To Sumitomo’s Kawanabe, establishing and measuring impact metrics will be key to expanding Japan’s impact investing market beyond private equity. But this, he added, is also one of the biggest challenges for the market as impact indicators currently vary for each company.
‘It is important to create a system to accurately understand impact. From the perspective of investor protection, it is desirable to create a generic index rather than having individual asset managers hand-pick indicators based on their individual perspectives,’ he said.
Similarly, Hoang emphasised the need for a domestic taxonomy for impact investing which can be harmonised with similar regulations in other jurisdictions.
Establishing a standardised system, Kawanabe said, would require a larger initiative uniting business and finance with an impartial third-party evaluating body that could measure impact, as well as collaboration with stock exchanges and the Financial Services Agency to create a disclosure system.

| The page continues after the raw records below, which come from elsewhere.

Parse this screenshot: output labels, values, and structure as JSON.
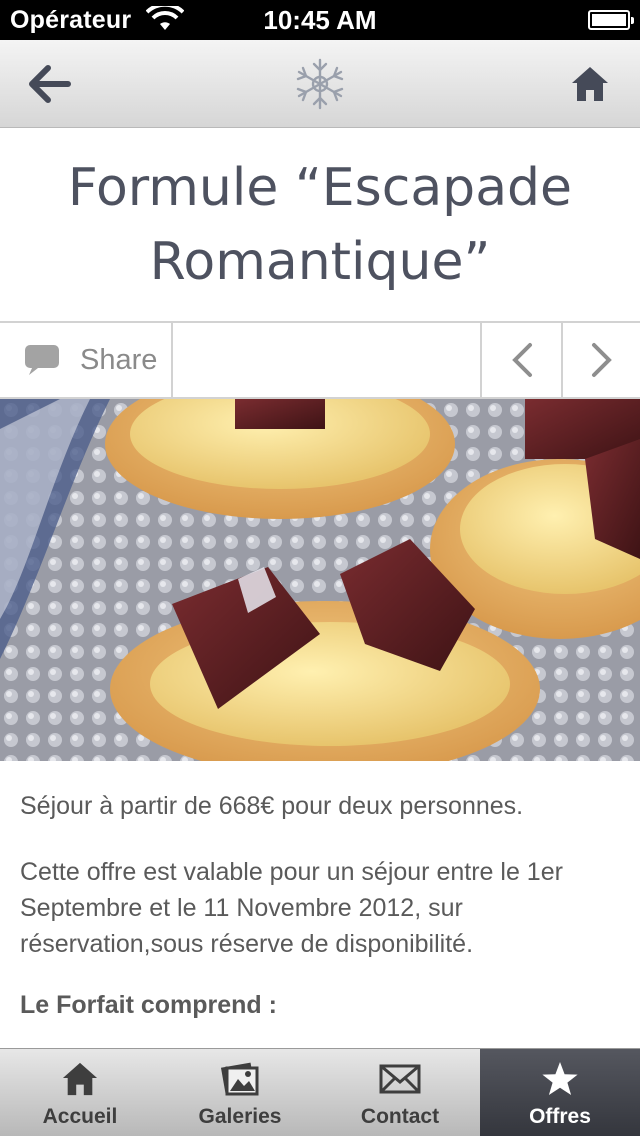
{
  "status_bar": {
    "carrier": "Opérateur",
    "time": "10:45 AM"
  },
  "nav": {
    "back_icon": "back-arrow-icon",
    "logo_icon": "snowflake-logo-icon",
    "home_icon": "home-icon"
  },
  "page": {
    "title": "Formule “Escapade Romantique”"
  },
  "toolbar": {
    "share_label": "Share",
    "share_icon": "speech-bubble-icon",
    "prev_icon": "chevron-left-icon",
    "next_icon": "chevron-right-icon"
  },
  "content": {
    "price_line": "Séjour à partir de 668€ pour deux personnes.",
    "validity": "Cette offre est valable pour un séjour entre le 1er Septembre et le 11 Novembre 2012, sur réservation,sous réserve de disponibilité.",
    "package_heading": "Le Forfait comprend :"
  },
  "tabs": [
    {
      "label": "Accueil",
      "icon": "home-icon",
      "active": false
    },
    {
      "label": "Galeries",
      "icon": "gallery-icon",
      "active": false
    },
    {
      "label": "Contact",
      "icon": "envelope-icon",
      "active": false
    },
    {
      "label": "Offres",
      "icon": "star-icon",
      "active": true
    }
  ],
  "colors": {
    "title": "#4e5260",
    "active_tab": "#3e4048",
    "nav_icons": "#454a58"
  }
}
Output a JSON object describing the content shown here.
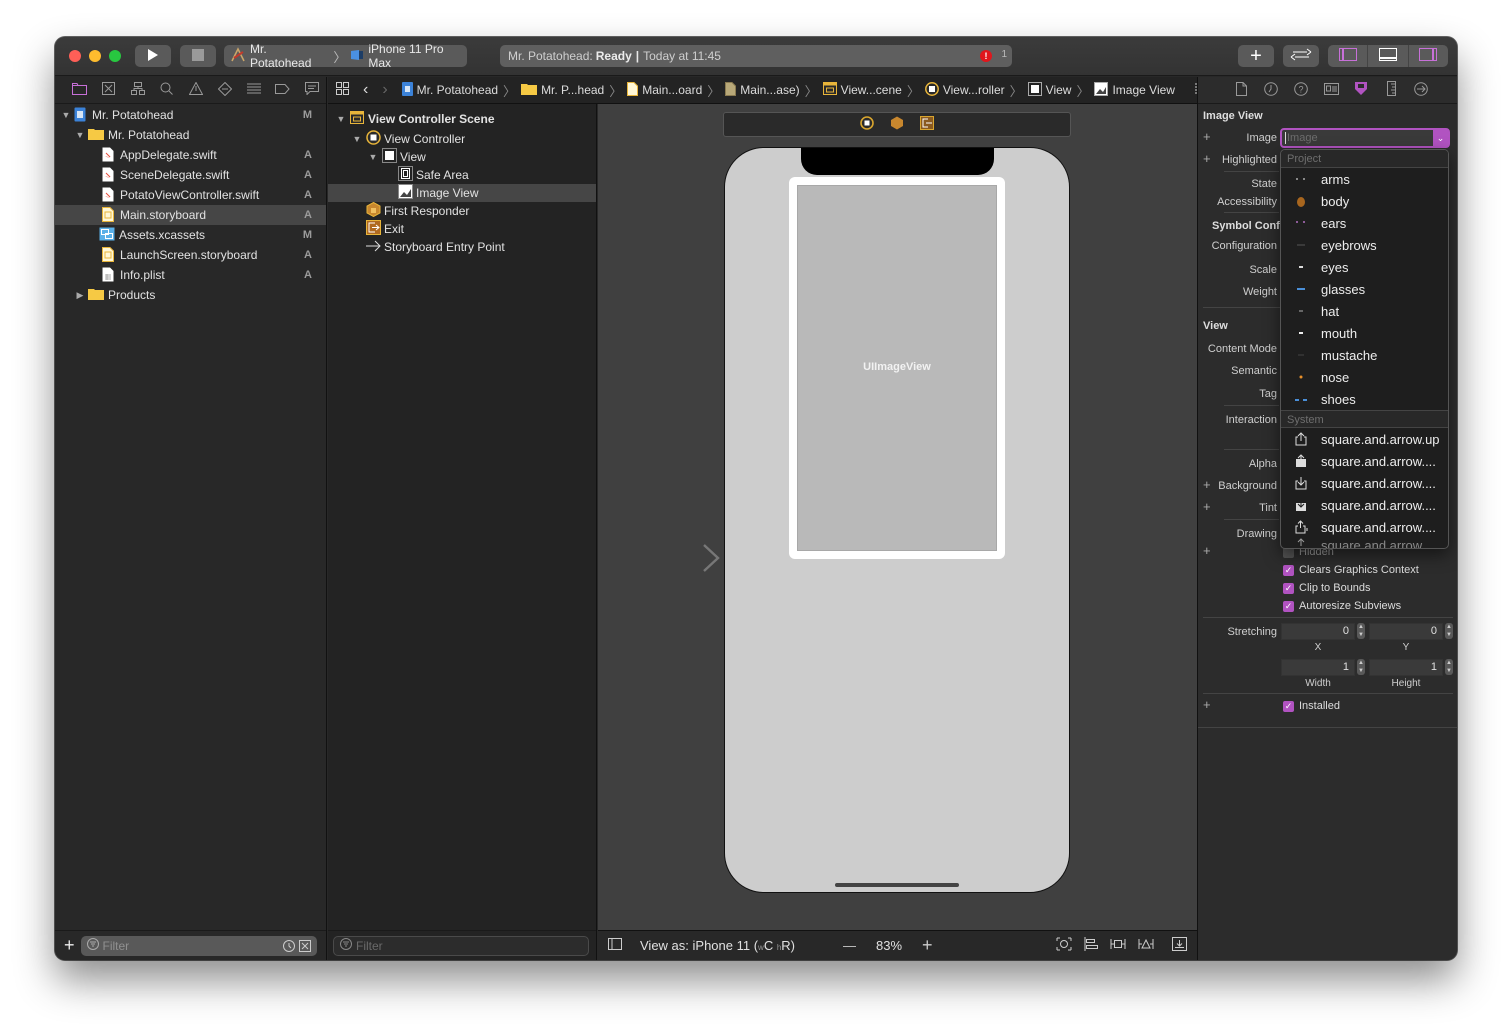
{
  "toolbar": {
    "scheme_project": "Mr. Potatohead",
    "scheme_device": "iPhone 11 Pro Max",
    "activity_project": "Mr. Potatohead:",
    "activity_status": "Ready",
    "activity_time": "Today at 11:45",
    "error_count": "1",
    "error_glyph": "!",
    "run_icon": "▶",
    "add_icon": "+"
  },
  "navigator": {
    "tabs": [
      "project-navigator",
      "source-control-navigator",
      "symbol-navigator",
      "find-navigator",
      "issue-navigator",
      "test-navigator",
      "debug-navigator",
      "breakpoint-navigator",
      "report-navigator"
    ],
    "tree": [
      {
        "label": "Mr. Potatohead",
        "status": "M",
        "type": "project",
        "level": 0,
        "disclosure": "▼"
      },
      {
        "label": "Mr. Potatohead",
        "status": "",
        "type": "folder",
        "level": 1,
        "disclosure": "▼"
      },
      {
        "label": "AppDelegate.swift",
        "status": "A",
        "type": "swift",
        "level": 2
      },
      {
        "label": "SceneDelegate.swift",
        "status": "A",
        "type": "swift",
        "level": 2
      },
      {
        "label": "PotatoViewController.swift",
        "status": "A",
        "type": "swift",
        "level": 2
      },
      {
        "label": "Main.storyboard",
        "status": "A",
        "type": "storyboard",
        "level": 2,
        "selected": true
      },
      {
        "label": "Assets.xcassets",
        "status": "M",
        "type": "assets",
        "level": 2
      },
      {
        "label": "LaunchScreen.storyboard",
        "status": "A",
        "type": "storyboard",
        "level": 2
      },
      {
        "label": "Info.plist",
        "status": "A",
        "type": "plist",
        "level": 2
      },
      {
        "label": "Products",
        "status": "",
        "type": "folder",
        "level": 1,
        "disclosure": "▶"
      }
    ],
    "filter_placeholder": "Filter",
    "add_icon": "+"
  },
  "jumpbar": {
    "items": [
      "Mr. Potatohead",
      "Mr. P...head",
      "Main...oard",
      "Main...ase)",
      "View...cene",
      "View...roller",
      "View",
      "Image View"
    ],
    "separator": "〉"
  },
  "outline": {
    "rows": [
      {
        "label": "View Controller Scene",
        "level": 0,
        "disclosure": "▼",
        "bold": true,
        "icon": "scene"
      },
      {
        "label": "View Controller",
        "level": 1,
        "disclosure": "▼",
        "icon": "view-controller"
      },
      {
        "label": "View",
        "level": 2,
        "disclosure": "▼",
        "icon": "view"
      },
      {
        "label": "Safe Area",
        "level": 3,
        "icon": "safe-area"
      },
      {
        "label": "Image View",
        "level": 3,
        "icon": "image-view",
        "selected": true
      },
      {
        "label": "First Responder",
        "level": 1,
        "icon": "first-responder"
      },
      {
        "label": "Exit",
        "level": 1,
        "icon": "exit"
      },
      {
        "label": "Storyboard Entry Point",
        "level": 1,
        "icon": "entry-arrow"
      }
    ],
    "filter_placeholder": "Filter"
  },
  "canvas": {
    "image_view_label": "UIImageView",
    "view_as": "View as: iPhone 11 (",
    "size_class_w": "w",
    "size_class_w_val": "C",
    "size_class_h": "h",
    "size_class_h_val": "R)",
    "zoom": "83%",
    "zoom_out": "—",
    "zoom_in": "+"
  },
  "inspector": {
    "section_image_view": "Image View",
    "labels": {
      "image": "Image",
      "highlighted": "Highlighted",
      "state": "State",
      "accessibility": "Accessibility",
      "symbol_config": "Symbol Config",
      "configuration": "Configuration",
      "scale": "Scale",
      "weight": "Weight",
      "content_mode": "Content Mode",
      "semantic": "Semantic",
      "tag": "Tag",
      "interaction": "Interaction",
      "alpha": "Alpha",
      "background": "Background",
      "tint": "Tint",
      "drawing": "Drawing",
      "stretching": "Stretching"
    },
    "section_view": "View",
    "image_placeholder": "Image",
    "checkboxes": [
      {
        "label": "Hidden",
        "checked": false
      },
      {
        "label": "Clears Graphics Context",
        "checked": true
      },
      {
        "label": "Clip to Bounds",
        "checked": true
      },
      {
        "label": "Autoresize Subviews",
        "checked": true
      }
    ],
    "stretching": {
      "x": "0",
      "y": "0",
      "width": "1",
      "height": "1",
      "x_label": "X",
      "y_label": "Y",
      "width_label": "Width",
      "height_label": "Height"
    },
    "installed": {
      "label": "Installed",
      "checked": true
    },
    "plus": "+"
  },
  "image_dropdown": {
    "project_header": "Project",
    "project_items": [
      "arms",
      "body",
      "ears",
      "eyebrows",
      "eyes",
      "glasses",
      "hat",
      "mouth",
      "mustache",
      "nose",
      "shoes"
    ],
    "system_header": "System",
    "system_items": [
      "square.and.arrow.up",
      "square.and.arrow....",
      "square.and.arrow....",
      "square.and.arrow....",
      "square.and.arrow....",
      "square.and.arrow..."
    ]
  },
  "colors": {
    "accent": "#b153c1",
    "error": "#e0161c",
    "storyboard_yellow": "#e8b53a",
    "folder_yellow": "#f6c944",
    "canvas_bg": "#404040"
  }
}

Shimizu added, while methods for measuring environmental impact such as greenhouse gas emissions have already been established, evaluation methods for social impact are still scarce.
But too much focus on quantitative data, he warned, could also result in a situation where investors focus more on how easy the impact is to measure, rather than how impactful it could be.
‘For example, when evaluating the impact of a service on the wellbeing of customers, it is difficult to capture everything with quantitative data, because the way each beneficiary feels about the same service is different.
‘The importance of activities to tell the story of how the impact is created will increase,’ said Shimizu.